[Feature]: Benchmarks for DSL Documentation
Problem Description
I'm not sure if this is the right spot, but let's try this:
The Benchmark for SharpMUSH, which is a service interacted with via a Domain Specific Language (DSL), proposes LLM generated questions that target the language the service is written in.
The documentation itself does not mention C# anywhere, however, I will assume the LLM did research outside of this guide and found that the Server itself, which provides its DSL via ANTLR4 parsing, is written in C#.
As such, the Benchmark questions generated were not relevant, and the score it created as such was lower than it should have been.
Proposed Solution
Ensure that there's a rule for the LLM creating benchmarks - that considers if the targeted documentation is for a DSL, or for the actual language most prominent on a related Github Repository.
Alternatives Considered
No response
Priority
Nice to have
Additional Context
https://context7.com/sharpmush/sharpmush.guide?view=benchmark
Thank you so much for reaching out @HarryCordewener
We are looking into this
Do you have benchmark question suggestions for us?
Do you have benchmark question suggestions for us?

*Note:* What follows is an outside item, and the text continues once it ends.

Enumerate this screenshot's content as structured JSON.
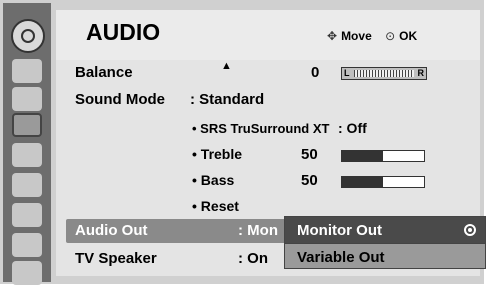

It is a bit difficult to do this in a more 'general' way for DSLs, but maybe you will pick up on a pattern here. Here are what I would have 'reduced' the original questions to:
Question 2
ORIGINAL: Write the C# code to programmatically create a new Room object in SharpMUSH. The room should have the name 'The Void' and a description 'An endless, dark expanse.' After creation, create an Exit object linking this new room to the game's starting room (dbref #0).
NEW: Write the code to programmatically create a new Room object in SharpMUSH. The room should have the name 'The Void' and a description 'An endless, dark expanse.' After creation, create an Exit object linking this new room to the game's starting room (dbref #0).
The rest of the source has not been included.